Entahlah! Mengapa aku harus menjadi oranglain.

   “Bagaimana keadaanmu hari ini Zel?” sapa Nara dengan nada yang dibuat seperti biasa meski Nara merasa tenggorokannya seperti tersumbat.

  “Aku jauh lebih baik Nara,” jawab Grizela seraya melebarkan senyumannya.

 “Ya aku tahu itu. Hari ini kau tampak segar dan sepertinya kau sudah siap, iya kan?” Mata Nara tertuju pada sebuah koper di bawah meja.

           Grizela mengangguk tegas. “Tadi perawat membantuku. Dan dokter Pram mengatakan keadaanku baik-baik saja. Luka operasi pun tak ada infeksi. Everything is good. Dan kau Nara?”

Nara tersenyum lalu mengalihkan sorotan matanya pada langit-langit ruangan. Menyembunyikan matanya yang mulai terasa panas.

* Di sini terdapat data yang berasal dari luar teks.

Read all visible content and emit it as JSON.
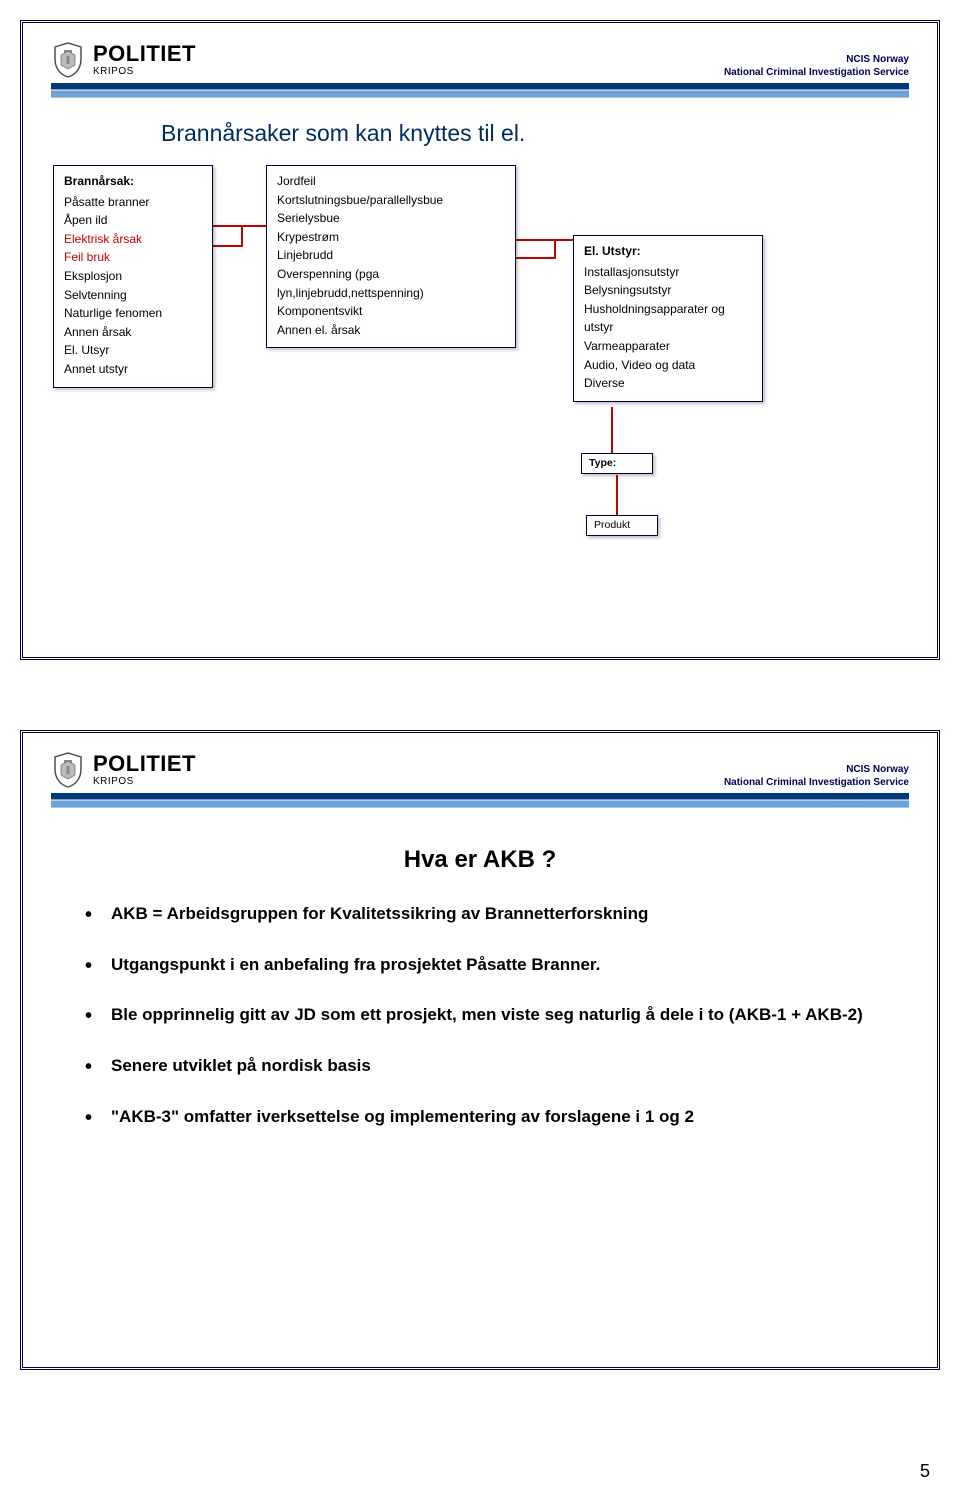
{
  "brand": {
    "title": "POLITIET",
    "sub": "KRIPOS"
  },
  "ncis": {
    "line1": "NCIS Norway",
    "line2": "National Criminal Investigation Service"
  },
  "slide1": {
    "title": "Brannårsaker som kan knyttes til el.",
    "box1": {
      "header": "Brannårsak:",
      "items": [
        {
          "text": "Påsatte branner",
          "red": false
        },
        {
          "text": "Åpen ild",
          "red": false
        },
        {
          "text": "Elektrisk årsak",
          "red": true
        },
        {
          "text": "Feil bruk",
          "red": true
        },
        {
          "text": "Eksplosjon",
          "red": false
        },
        {
          "text": "Selvtenning",
          "red": false
        },
        {
          "text": "Naturlige fenomen",
          "red": false
        },
        {
          "text": "Annen årsak",
          "red": false
        },
        {
          "text": "El. Utsyr",
          "red": false
        },
        {
          "text": "Annet utstyr",
          "red": false
        }
      ]
    },
    "box2": {
      "items": [
        "Jordfeil",
        "Kortslutningsbue/parallellysbue",
        "Serielysbue",
        "Krypestrøm",
        "Linjebrudd",
        "Overspenning (pga lyn,linjebrudd,nettspenning)",
        "Komponentsvikt",
        "Annen el. årsak"
      ]
    },
    "box3": {
      "header": "El. Utstyr:",
      "items": [
        "Installasjonsutstyr",
        "Belysningsutstyr",
        "Husholdningsapparater og utstyr",
        "Varmeapparater",
        "Audio, Video og data",
        "Diverse"
      ]
    },
    "box4": {
      "label": "Type:"
    },
    "box5": {
      "label": "Produkt"
    }
  },
  "slide2": {
    "title": "Hva er AKB ?",
    "bullets": [
      "AKB  =  Arbeidsgruppen for Kvalitetssikring av Brannetterforskning",
      "Utgangspunkt i en anbefaling fra prosjektet Påsatte Branner.",
      "Ble opprinnelig gitt av JD som ett prosjekt, men viste seg naturlig å dele i to (AKB-1  +  AKB-2)",
      "Senere utviklet på nordisk basis",
      "\"AKB-3\" omfatter iverksettelse og implementering av forslagene i 1 og 2"
    ]
  },
  "page_number": "5",
  "colors": {
    "frame": "#000033",
    "header_dark": "#003a7a",
    "header_light": "#6ea3d8",
    "red": "#c00000",
    "title_blue": "#002b5c"
  }
}
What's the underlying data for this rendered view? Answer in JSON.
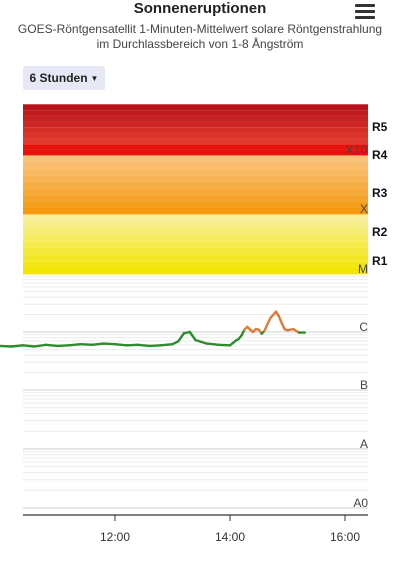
{
  "header": {
    "title": "Sonneneruptionen",
    "subtitle_line1": "GOES-Röntgensatellit 1-Minuten-Mittelwert solare Röntgenstrahlung",
    "subtitle_line2": "im Durchlassbereich von 1-8 Ångström",
    "menu_icon": "hamburger-menu-icon"
  },
  "range_selector": {
    "label": "6 Stunden",
    "icon": "caret-down-icon"
  },
  "chart_data": {
    "type": "line",
    "title": "",
    "xlabel": "",
    "ylabel": "",
    "x_ticks": [
      "12:00",
      "14:00",
      "16:00"
    ],
    "class_labels": [
      "A0",
      "A",
      "B",
      "C",
      "M",
      "X",
      "X10"
    ],
    "radio_blackout_labels": [
      "R1",
      "R2",
      "R3",
      "R4",
      "R5"
    ],
    "y_scale": "log",
    "y_range_class": [
      0,
      7
    ],
    "colors": {
      "below_c": "#2e8b2e",
      "c_class": "#e07b39"
    },
    "series": [
      {
        "values_class": [
          [
            0.0,
            2.76
          ],
          [
            0.2,
            2.75
          ],
          [
            0.4,
            2.77
          ],
          [
            0.6,
            2.75
          ],
          [
            0.8,
            2.78
          ],
          [
            1.0,
            2.76
          ],
          [
            1.2,
            2.77
          ],
          [
            1.4,
            2.79
          ],
          [
            1.6,
            2.78
          ],
          [
            1.8,
            2.8
          ],
          [
            2.0,
            2.79
          ],
          [
            2.2,
            2.77
          ],
          [
            2.4,
            2.78
          ],
          [
            2.6,
            2.76
          ],
          [
            2.8,
            2.77
          ],
          [
            3.0,
            2.79
          ],
          [
            3.1,
            2.84
          ],
          [
            3.2,
            2.98
          ],
          [
            3.3,
            3.0
          ],
          [
            3.4,
            2.86
          ],
          [
            3.5,
            2.83
          ],
          [
            3.6,
            2.8
          ],
          [
            3.8,
            2.78
          ],
          [
            4.0,
            2.77
          ],
          [
            4.1,
            2.85
          ],
          [
            4.15,
            2.88
          ],
          [
            4.2,
            2.94
          ],
          [
            4.25,
            3.04
          ],
          [
            4.3,
            3.09
          ],
          [
            4.35,
            3.04
          ],
          [
            4.4,
            3.0
          ],
          [
            4.45,
            3.05
          ],
          [
            4.5,
            3.04
          ],
          [
            4.55,
            2.97
          ],
          [
            4.6,
            3.02
          ],
          [
            4.7,
            3.24
          ],
          [
            4.8,
            3.35
          ],
          [
            4.85,
            3.27
          ],
          [
            4.9,
            3.15
          ],
          [
            4.95,
            3.05
          ],
          [
            5.0,
            3.03
          ],
          [
            5.1,
            3.05
          ],
          [
            5.2,
            2.99
          ],
          [
            5.3,
            2.99
          ]
        ]
      }
    ]
  }
}
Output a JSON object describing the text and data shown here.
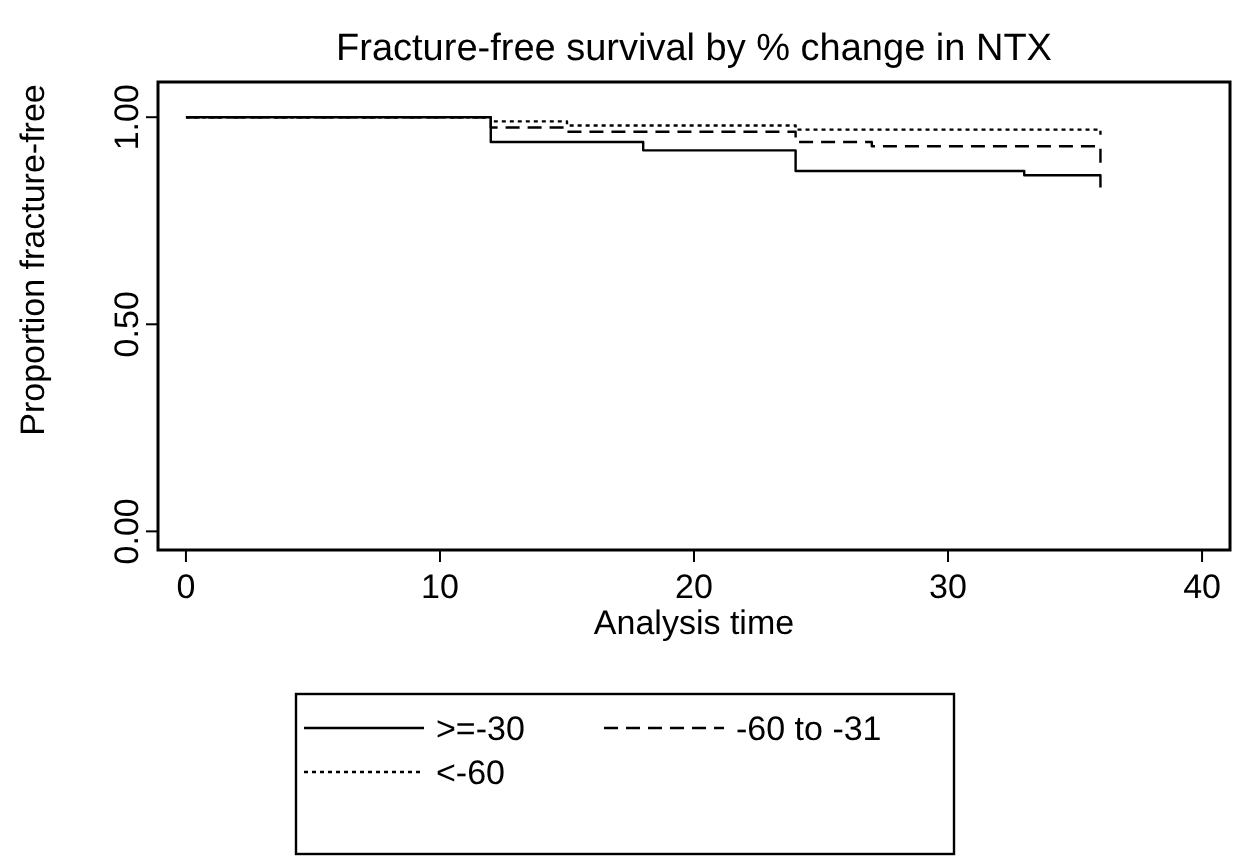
{
  "chart_data": {
    "type": "step",
    "title": "Fracture-free survival by % change in NTX",
    "xlabel": "Analysis time",
    "ylabel": "Proportion fracture-free",
    "xlim": [
      -1.1,
      41.1
    ],
    "ylim": [
      -0.045,
      1.085
    ],
    "xticks": [
      0,
      10,
      20,
      30,
      40
    ],
    "yticks": [
      {
        "value": 0,
        "label": "0.00"
      },
      {
        "value": 0.5,
        "label": "0.50"
      },
      {
        "value": 1,
        "label": "1.00"
      }
    ],
    "grid": false,
    "legend": "bottom",
    "series": [
      {
        "name": ">=-30",
        "color": "#000000",
        "line_style": "solid",
        "x": [
          0,
          12,
          18,
          24,
          33,
          36
        ],
        "values": [
          1,
          0.94,
          0.92,
          0.87,
          0.86,
          0.83
        ]
      },
      {
        "name": "-60 to -31",
        "color": "#000000",
        "line_style": "dashed",
        "x": [
          0,
          12,
          15,
          24,
          27,
          36
        ],
        "values": [
          1,
          0.975,
          0.965,
          0.94,
          0.93,
          0.89
        ]
      },
      {
        "name": "<-60",
        "color": "#000000",
        "line_style": "dotted",
        "x": [
          0,
          12,
          15,
          24,
          36
        ],
        "values": [
          1,
          0.99,
          0.98,
          0.97,
          0.95
        ]
      }
    ]
  }
}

“Kapan Rey tiba? Bapak Ibu bekerja jadi tidak bisa datang. Tapi nanti aku akan jelaskan mengenai Bapak kepada Rey. Setidaknya beliau yang akan menjadi waliku nanti, Rey harus tahu.”

“Baiklah sampaikan salamku kepada Om Yudha dan Tante Firda. Oh iya, Maura juga. Aku tak menyangka kini tak lagi sendirian. Terimakasih Nara. Rey mungkin sekitar satu jam lagi,” ujar Grizela setelah menatap sekilas jam dinding.

“Aku sudah mengaktifkan GPS di mobil Rey. Jadi kita bisa bersiap-siap.”

Nara membulatkan kedua bola matanya seakan tak percaya. “GPS?”

Grizela mengangguk. “Ya, aku sudah melakukan hal itu sejak lama. Mungkin aku terlihat seperti posesif,” Grizela tertawa.

Nara mencibir. “Sangat posesif Zel.”

“Apakah Rey mengetahui semua itu Zel?”

“Tentu saja tidak Nara. Itu salah satu kegilaanku pada Rey,” Grizela terkekeh. “Itu sebabnya aku ingin Rey tetap mengingatku sebagai Grizela bukan perempuan yang pergi menghilang dan meratapi nasibnya sendirian. Dia berhak bahagia,” lanjutnya.

Oh ya... lalu aku? Aku akan hidup sebagai perempuan yang melarikan diri dari Danes. Laki-laki yang sangat mencintainya. Ya Tuhan.

“Kau bisa melepasnya jika kau mau Nara. Dan ini, peganglah. Ponsel dan kunci rumah ini sekarang milikmu. Kau bisa memantau kemana saja Rey pergi.”

“Harus? Kurasa tak perlu Zel. Aku bisa berpura-pura mengganti ponsel karena rusak? Aku yakin, kau sangat memerlukan ponselmu.” Tolak Nara halus, tangannya menepis ponsel Grizela.

Grizela tersenyum. “Kau pintar Nara!”

“Ini hanya kebetulan Zel. Mungkin karena semalam aku menonton film detektif,” Nara tertawa lepas menutupi kesedihan yang tergurat di wajahnya.

“Kurasa aku benar, menikahkanmu dengan Rey.”

Nara lalu tiba-tiba terdiam sejenak, menatap kosong wajah kembarannya dengan senyuman tipis, sebelum kemudian perempuan itu berjalan mendekati pintu kamar.

 “Baiklah Zel, kurasa aku harus segera ke kamar sebelah. Aku takut Rey tiba-tiba datang.”

Grizela mengangguk seraya tersenyum dengan sorotan mata yang mulai berkaca-kaca.

“Nara,” sapa Grizela ragu-ragu, menghentikan langkah kaki Nara.

Nara menoleh dan memutar balik badannya. “Zel, kau yakin melakukan ini semua?” tanya Nara kembali memastikan.

Grizela bergeming. Tak merespon sedikitpun. Hanya terdengar tarikan napas Grizela yang terdengar dipaksa dengan kuat lalu dihempaskan perlahan melalui mulutnya.

“Kau masih punya waktu Zel untuk mengurungkan niatmu?” desak Nara dengan ekspresi penuh keyakinan.

Grizela menggeleng. “Ini sudah menjadi keputusanku Nara.”

“Kau yakin Zel?”

“Apa kau tak yakin Nara?” timpal Grizela dengan tegas.

Nara kembali bergeming. Tak bisa berkata-kata. Hanya ada senyuman samar yang menghiasi wajah polos gadis penggemar kopi itu.